Injection with WMTA alone did not cause nociceptive response (Figures 2 and 3). Also the injection of WMTA 20 min prior to formalin resulted in a decrease in nociceptive score (Figure 2) and significant reduction in lower jaw shaking and face rubbing in both behavior phases (P<0.001) (Figure 3). Eugenol injections either alone or 20 min before formalin treatment induced less persistent behavioral score. Injection of eugenol alone did not completely eliminate the first phase of pain behaviour but caused a significant decrease in the related face rubbing compared to formalin injection alone, while almost completely abolished the face rubbing in the second phase of nociceptive behaviour (Figures 3A and B). Ketoprofen, a NSAID, when administered 20 min before formalin injection elicited a strong inhibitory effect on the hyperalgesic reaction caused by formalin during the both phases of pain responses (Figures 2 and 3). Interestingly, no significant difference was observed between the suppressive effects of ketoprofen and WMTA (with or without formalin) both on the lower jaw shaking and face rubbing. Here, saline did not induce statistically significant nociceptive responses per se.

DISCUSSION

The orofacial region is one of the most densely innervated areas of the body; this region is involved in nociceptive signalling (30,38). Formalin SC injection into the bilateral upper lip causes a biphasic nociceptive response which is useful for clinical pain studies (28).

The primary phases after formalin application has been attributed to a direct activation of C-fiber nociceptors; while the second and more persisted inflammatory phase is generally believed to be due to the local release of inflammatory mediators (37,39).

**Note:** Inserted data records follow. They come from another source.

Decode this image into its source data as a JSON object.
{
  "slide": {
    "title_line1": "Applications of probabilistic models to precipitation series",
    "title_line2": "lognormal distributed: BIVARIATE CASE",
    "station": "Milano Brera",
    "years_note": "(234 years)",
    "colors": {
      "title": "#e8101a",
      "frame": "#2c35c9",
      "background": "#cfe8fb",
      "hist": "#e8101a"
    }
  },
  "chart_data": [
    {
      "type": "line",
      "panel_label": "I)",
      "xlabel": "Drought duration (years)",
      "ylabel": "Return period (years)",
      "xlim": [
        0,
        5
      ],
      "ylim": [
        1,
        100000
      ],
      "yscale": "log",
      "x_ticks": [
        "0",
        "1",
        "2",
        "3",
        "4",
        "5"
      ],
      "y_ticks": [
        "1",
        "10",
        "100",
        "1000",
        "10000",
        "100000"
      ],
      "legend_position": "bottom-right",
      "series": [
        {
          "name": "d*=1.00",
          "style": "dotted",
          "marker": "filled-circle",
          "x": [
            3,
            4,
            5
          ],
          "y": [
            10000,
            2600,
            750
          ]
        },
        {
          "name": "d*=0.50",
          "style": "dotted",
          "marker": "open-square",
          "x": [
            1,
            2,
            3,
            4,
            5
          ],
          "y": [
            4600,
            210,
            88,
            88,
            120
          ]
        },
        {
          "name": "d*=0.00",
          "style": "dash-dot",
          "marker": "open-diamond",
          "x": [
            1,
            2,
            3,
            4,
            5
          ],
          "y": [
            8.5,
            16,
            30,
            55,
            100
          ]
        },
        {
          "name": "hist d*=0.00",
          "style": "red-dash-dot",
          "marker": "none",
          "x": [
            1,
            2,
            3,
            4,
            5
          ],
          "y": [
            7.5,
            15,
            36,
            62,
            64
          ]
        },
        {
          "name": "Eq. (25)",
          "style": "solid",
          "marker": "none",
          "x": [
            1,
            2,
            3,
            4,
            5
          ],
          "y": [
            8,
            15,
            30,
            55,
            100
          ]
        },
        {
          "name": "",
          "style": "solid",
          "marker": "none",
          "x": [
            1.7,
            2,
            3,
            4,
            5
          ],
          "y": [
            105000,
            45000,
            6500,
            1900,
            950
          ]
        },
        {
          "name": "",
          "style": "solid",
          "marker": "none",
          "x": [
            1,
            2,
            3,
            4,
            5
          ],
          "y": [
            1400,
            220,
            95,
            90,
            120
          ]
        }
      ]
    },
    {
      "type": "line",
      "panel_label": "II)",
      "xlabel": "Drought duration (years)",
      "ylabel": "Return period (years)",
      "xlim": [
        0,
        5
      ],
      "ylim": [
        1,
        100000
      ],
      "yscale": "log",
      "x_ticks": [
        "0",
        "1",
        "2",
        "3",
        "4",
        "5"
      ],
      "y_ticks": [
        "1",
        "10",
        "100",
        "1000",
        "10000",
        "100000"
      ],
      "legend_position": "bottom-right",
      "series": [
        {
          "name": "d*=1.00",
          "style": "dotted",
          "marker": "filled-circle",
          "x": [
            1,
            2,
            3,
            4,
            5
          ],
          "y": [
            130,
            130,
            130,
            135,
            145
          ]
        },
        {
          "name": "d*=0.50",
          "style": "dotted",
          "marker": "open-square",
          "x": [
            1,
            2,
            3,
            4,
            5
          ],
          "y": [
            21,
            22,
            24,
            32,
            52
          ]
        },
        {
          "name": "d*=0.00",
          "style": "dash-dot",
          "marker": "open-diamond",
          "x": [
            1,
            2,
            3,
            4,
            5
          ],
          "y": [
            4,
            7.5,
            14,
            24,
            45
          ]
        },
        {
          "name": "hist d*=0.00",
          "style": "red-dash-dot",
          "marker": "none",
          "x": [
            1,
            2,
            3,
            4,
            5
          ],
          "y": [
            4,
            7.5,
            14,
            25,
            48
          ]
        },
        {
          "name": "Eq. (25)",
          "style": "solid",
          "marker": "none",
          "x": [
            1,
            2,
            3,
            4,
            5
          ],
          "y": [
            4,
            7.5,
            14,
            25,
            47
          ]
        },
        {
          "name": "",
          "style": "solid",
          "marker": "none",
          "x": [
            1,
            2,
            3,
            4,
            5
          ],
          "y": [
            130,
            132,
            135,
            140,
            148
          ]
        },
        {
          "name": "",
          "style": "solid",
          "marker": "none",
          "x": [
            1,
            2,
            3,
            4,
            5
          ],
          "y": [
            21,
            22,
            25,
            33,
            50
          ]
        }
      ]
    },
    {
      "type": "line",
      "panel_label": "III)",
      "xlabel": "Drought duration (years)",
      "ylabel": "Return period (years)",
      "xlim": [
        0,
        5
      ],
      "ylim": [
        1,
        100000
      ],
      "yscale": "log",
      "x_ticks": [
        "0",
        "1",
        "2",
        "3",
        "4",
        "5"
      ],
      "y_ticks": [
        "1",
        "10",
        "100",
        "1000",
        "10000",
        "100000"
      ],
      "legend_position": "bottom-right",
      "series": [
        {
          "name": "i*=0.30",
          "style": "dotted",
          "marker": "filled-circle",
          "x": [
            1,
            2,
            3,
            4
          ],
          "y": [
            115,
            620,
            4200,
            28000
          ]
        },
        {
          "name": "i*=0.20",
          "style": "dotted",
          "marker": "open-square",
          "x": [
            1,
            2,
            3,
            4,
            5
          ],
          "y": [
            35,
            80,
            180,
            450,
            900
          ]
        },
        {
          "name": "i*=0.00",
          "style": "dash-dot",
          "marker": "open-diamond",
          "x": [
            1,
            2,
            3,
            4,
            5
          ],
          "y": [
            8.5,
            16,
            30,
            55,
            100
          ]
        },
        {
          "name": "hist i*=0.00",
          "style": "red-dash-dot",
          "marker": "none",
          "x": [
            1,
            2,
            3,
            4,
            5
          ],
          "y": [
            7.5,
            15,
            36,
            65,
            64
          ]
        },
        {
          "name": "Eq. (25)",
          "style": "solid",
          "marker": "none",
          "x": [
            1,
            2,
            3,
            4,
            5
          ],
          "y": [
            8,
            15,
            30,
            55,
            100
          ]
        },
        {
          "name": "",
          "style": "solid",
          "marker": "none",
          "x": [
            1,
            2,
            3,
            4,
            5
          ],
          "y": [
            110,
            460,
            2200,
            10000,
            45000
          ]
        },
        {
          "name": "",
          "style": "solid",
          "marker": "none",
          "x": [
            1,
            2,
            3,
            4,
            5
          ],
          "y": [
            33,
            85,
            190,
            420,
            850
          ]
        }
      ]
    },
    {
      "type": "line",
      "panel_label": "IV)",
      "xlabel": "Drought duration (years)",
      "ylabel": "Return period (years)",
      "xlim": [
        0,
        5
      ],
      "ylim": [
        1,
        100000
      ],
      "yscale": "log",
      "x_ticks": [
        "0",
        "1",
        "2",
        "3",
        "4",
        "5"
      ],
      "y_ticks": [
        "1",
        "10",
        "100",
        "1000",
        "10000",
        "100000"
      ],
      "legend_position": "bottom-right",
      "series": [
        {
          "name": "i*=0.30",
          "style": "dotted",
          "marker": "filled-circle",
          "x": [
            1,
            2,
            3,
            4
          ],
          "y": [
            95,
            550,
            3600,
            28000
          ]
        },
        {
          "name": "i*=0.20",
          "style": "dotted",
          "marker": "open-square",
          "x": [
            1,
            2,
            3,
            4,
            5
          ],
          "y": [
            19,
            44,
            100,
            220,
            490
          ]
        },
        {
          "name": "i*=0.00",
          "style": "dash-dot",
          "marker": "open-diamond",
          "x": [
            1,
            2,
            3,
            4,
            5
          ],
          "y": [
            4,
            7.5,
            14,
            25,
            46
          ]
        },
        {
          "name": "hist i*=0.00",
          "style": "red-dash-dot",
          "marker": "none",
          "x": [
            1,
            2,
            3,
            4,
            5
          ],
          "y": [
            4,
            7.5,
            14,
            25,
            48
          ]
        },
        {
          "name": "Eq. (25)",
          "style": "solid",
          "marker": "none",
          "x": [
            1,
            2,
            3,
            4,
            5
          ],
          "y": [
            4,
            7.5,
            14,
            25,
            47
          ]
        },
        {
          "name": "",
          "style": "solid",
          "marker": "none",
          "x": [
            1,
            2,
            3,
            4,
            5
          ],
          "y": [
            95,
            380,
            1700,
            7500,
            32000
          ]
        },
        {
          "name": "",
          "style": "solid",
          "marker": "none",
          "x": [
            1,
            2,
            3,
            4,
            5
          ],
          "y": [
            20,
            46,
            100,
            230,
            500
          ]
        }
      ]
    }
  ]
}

Information about physiological and biological aspects of root-end filling materials such as MTA is important for their clinical use. MTA has become a popular material to seal communication between the root canal system and external environment (40,41). It has also been recommended for root perforations, root end filling and apexification (42,43). MTA is commercially available in two different versions: grey-colored (GMTA) and white-colored. Both have been reported to consist of fine hydrophilic particles, but with slightly different composition (15). Both gray MTA and white MTA have been reported to produce effective antifungal (25-27) and antimicrobial (24) activities, which could be attributed to calcium hydroxide release or presumably be due to its high pH. These two factors have been reported to be responsible for the biocompatibility of MTA (8,44). It has been shown that Ca2+ release from MTA could be the main factor that contributed to pulp repair (45).

In the present study the exact mechanism responsible for the anti-inflammatory pain reduction of MTA has not been determined; but we can speculate that the high pH induced by MTA may be contributory. It has been shown that protons can evoke pain through acid-sensing ion channel (ASICs) activation (46), which is present in primary sensory neurons of the trigeminal nerve (47). Therefore, high pH produced by MTA may eliminate the low pH induced by inflammatory mediators.

It is suggested that tissue injury caused by direct formalin injection in the orofacial area might be as a result of the production of prostaglandin, which in turn induces inflammatory pain (32). Ketoprofen is a non-steroidal anti-inflammatory drug which effectively kills inflammatory pain in different animal models as well as humans (46,47). Our findings showed that the anti-inflammatory pain activity of white ProRoot MTA is almost comparable to ketoprofen, as an anti-inflammatory pain reducing agent. Injection of a pain relieving agent (eugenol) produced the early short-lasting pain behaviour, but not the second tonic response.

CONCLUSION

This study suggests that white MTA does not appear to have any irritant effect on the nerve tissue and its anti-inflammatory pain reduction is comparable to ketoprofen, more effective than eugenol. MTA behaved as a palliative agent in this experimental animal model, further research is required to confirm the anti-inflammatory and analgesic properties of MTA.